R.- El principal cambio tuvo que ver con nuestra relación afectiva con el trabajo. La cultura laboral en un sistema neoliberal se caracteriza por el entusiasmo y la pasión. Está probado que guardar un vínculo afectivo con el trabajo fomenta la productividad, y por ello hay toda una serie de dispositivos que tratan de cuidar ese vínculo. Esto se hace de mil formas: que nuestros compañeros sean como nuestra familia, que la marca del trabajo nos prometa una experiencia o esté vinculada a valores feministas o verdes, que haya libertad de horarios o tengamos neveritas y futbolines. Estamos en una cultura que ha creído durante mucho tiempo que el trabajo es el espacio por antonomasia donde realizarnos personalmente y darle sentido a nuestra vida, de tal modo que cuando uno trabaja para su empresa es como si trabajara para sí mismo. Para mí la pandemia supone la ruptura de ese vínculo. Nos desenamoramos del trabajo. Tenemos que seguir trabajando y mostrándonos entusiasmados, hay cosas que seguimos haciendo por necesidad, pero hemos perdido esa confianza o esa fe o esa ilusión, esa fantasía de vida buena se ha resquebrajado. Todo el malestar del trabajo aflora en la pandemia. Eso genera una desafección. Es un cambio en la cultura afectiva y en la implicación personal con el trabajo, precisamente porque entendemos, como ya entendía Paul Lafargue, y por eso le rescato, que la pasión por el trabajo es una forma de servidumbre voluntaria y que muchas de las miserias contemporáneas vienen del amor al trabajo. 

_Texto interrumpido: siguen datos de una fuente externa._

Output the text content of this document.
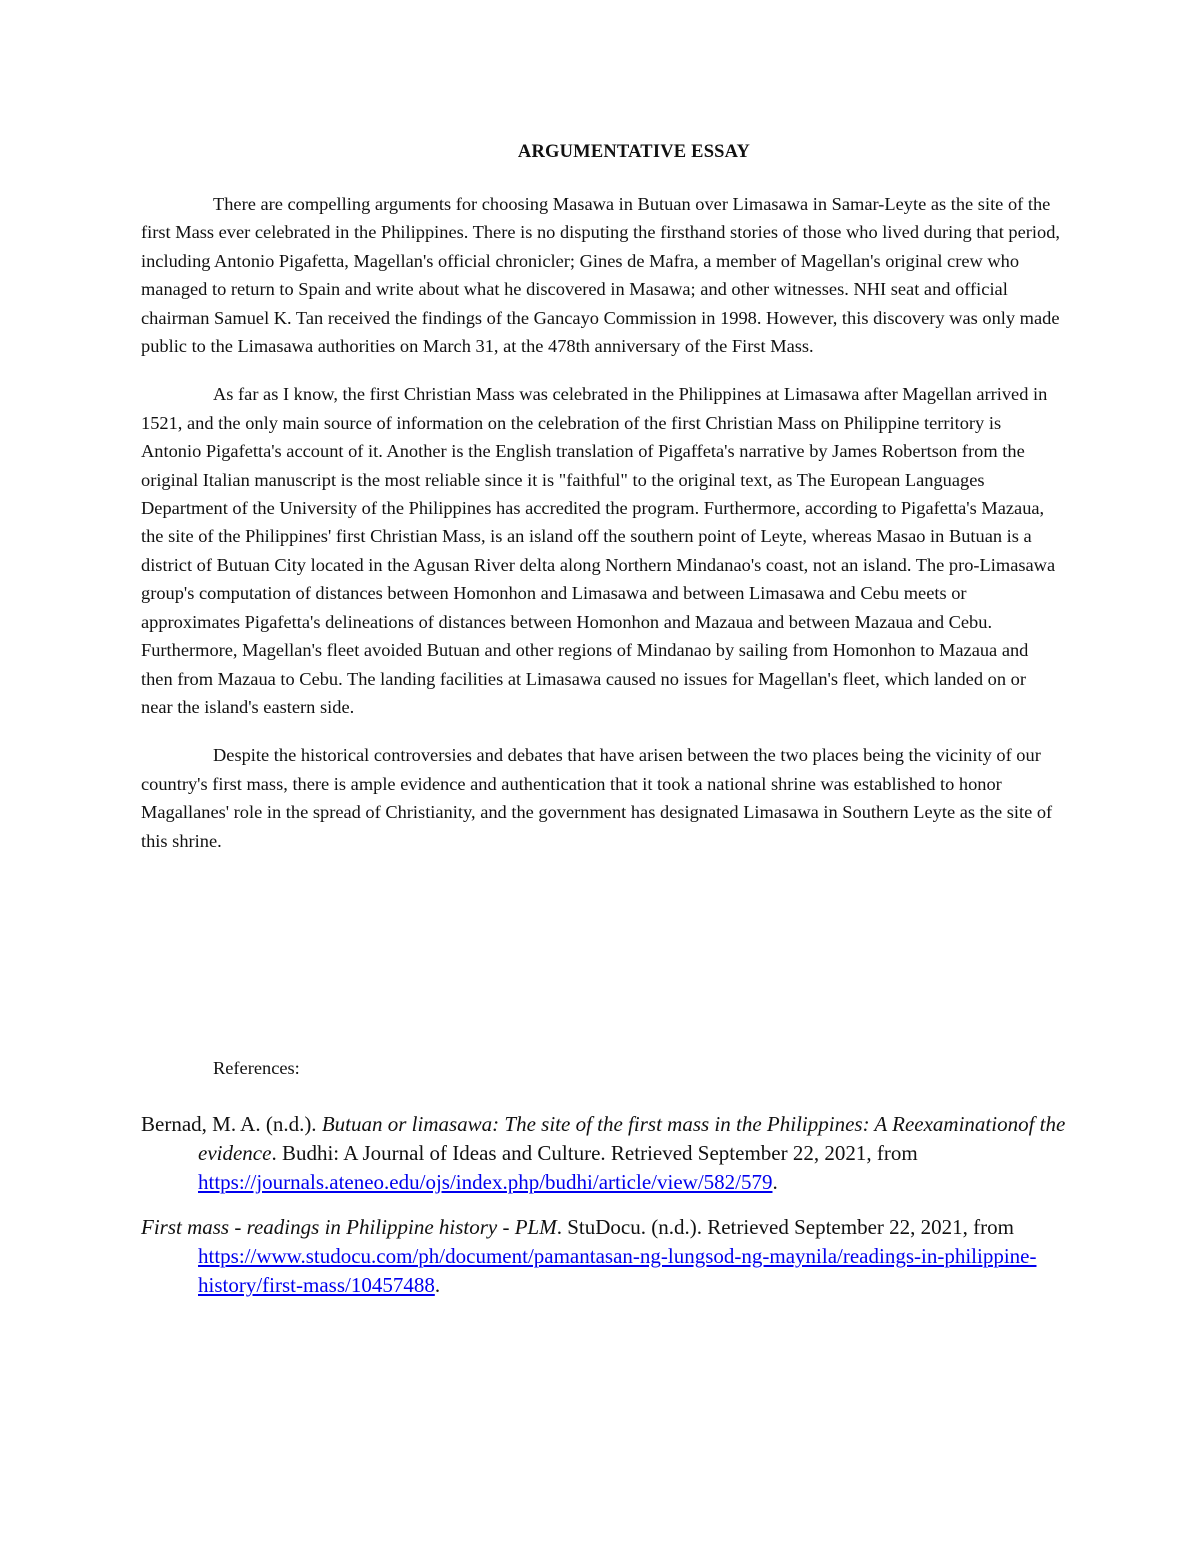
ARGUMENTATIVE ESSAY

There are compelling arguments for choosing Masawa in Butuan over Limasawa in Samar-Leyte as the site of the first Mass ever celebrated in the Philippines. There is no disputing the firsthand stories of those who lived during that period, including Antonio Pigafetta, Magellan's official chronicler; Gines de Mafra, a member of Magellan's original crew who managed to return to Spain and write about what he discovered in Masawa; and other witnesses. NHI seat and official chairman Samuel K. Tan received the findings of the Gancayo Commission in 1998. However, this discovery was only made public to the Limasawa authorities on March 31, at the 478th anniversary of the First Mass.

As far as I know, the first Christian Mass was celebrated in the Philippines at Limasawa after Magellan arrived in 1521, and the only main source of information on the celebration of the first Christian Mass on Philippine territory is Antonio Pigafetta's account of it. Another is the English translation of Pigaffeta's narrative by James Robertson from the original Italian manuscript is the most reliable since it is "faithful" to the original text, as The European Languages Department of the University of the Philippines has accredited the program. Furthermore, according to Pigafetta's Mazaua, the site of the Philippines' first Christian Mass, is an island off the southern point of Leyte, whereas Masao in Butuan is a district of Butuan City located in the Agusan River delta along Northern Mindanao's coast, not an island. The pro-Limasawa group's computation of distances between Homonhon and Limasawa and between Limasawa and Cebu meets or approximates Pigafetta's delineations of distances between Homonhon and Mazaua and between Mazaua and Cebu. Furthermore, Magellan's fleet avoided Butuan and other regions of Mindanao by sailing from Homonhon to Mazaua and then from Mazaua to Cebu. The landing facilities at Limasawa caused no issues for Magellan's fleet, which landed on or near the island's eastern side.

Despite the historical controversies and debates that have arisen between the two places being the vicinity of our country's first mass, there is ample evidence and authentication that it took a national shrine was established to honor Magallanes' role in the spread of Christianity, and the government has designated Limasawa in Southern Leyte as the site of this shrine.

References:

Bernad, M. A. (n.d.). Butuan or limasawa: The site of the first mass in the Philippines: A Reexaminationof the evidence. Budhi: A Journal of Ideas and Culture. Retrieved September 22, 2021, from https://journals.ateneo.edu/ojs/index.php/budhi/article/view/582/579.

First mass - readings in Philippine history - PLM. StuDocu. (n.d.). Retrieved September 22, 2021, from https://www.studocu.com/ph/document/pamantasan-ng-lungsod-ng-maynila/readings-in-philippine-history/first-mass/10457488.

"Vivimos en ciudades que nos quieren como turistas, consumidores o trabajadores y nos expulsan para lo demás"

P.- El derecho a la ciudad resume de algún modo todos los derechos perezosos que describes y analizas en el libro. Pero hoy parece una batalla perdida.

R. Hoy el principal problema de la ciudad es la gentrificación, la ciudad entendida como un espacio de consumo de experiencias, un espacio de deseo neoliberal. Vivimos en ciudades que están organizadas en torno al trabajo y al consumo, que nos quieren como turistas, consumidores o trabajadores y nos expulsan para lo demás. Entramos a la ciudad, damos nuestra fuerza de trabajo, consumimos y salimos. Vamos a trabajar pero para dormir nos tenemos que ir. Son ciudades donde el descanso, la vacación, la holgura y la pereza en general son cada vez menos posibles, porque los espacios públicos van estando colonizados por terrazas y por instancias de ocio, las plazas públicas ya no tienen sombra e incluso en algunos parques hay que pagar para entrar. Estamos en ciudades donde se vive muy mal porque cada vez se puede descansar menos en ellas. Incluso la cultura de bar de Madrid que tanto proclama Ayuso está absolutamente deteriorada por la gentrificación. Los bares van cerrando, o se hacen inasequibles, o se convierten en otra cosa. Por eso justamente me parece importante indicar el derecho a la ciudad como un derecho perezoso. Se vive mejor en una ciudad organizada y pensada desde la pereza y desde el bien común. Se alcanzan niveles de vida buena que el capitalismo no puede ni siquiera soñar porque está pensando en el crecimiento del capital. En cuanto a medidas prácticas, la principal es blindar la vivienda. Eso se puede hacer topando el precio de los alquileres con parques de vivienda pública, fomentando el cooperativismo, se puede hacer de muchas de muchas formas. Basta con pensar en cómo funciona en Viena o en Copenhague. No es algo muy utópico, realmente.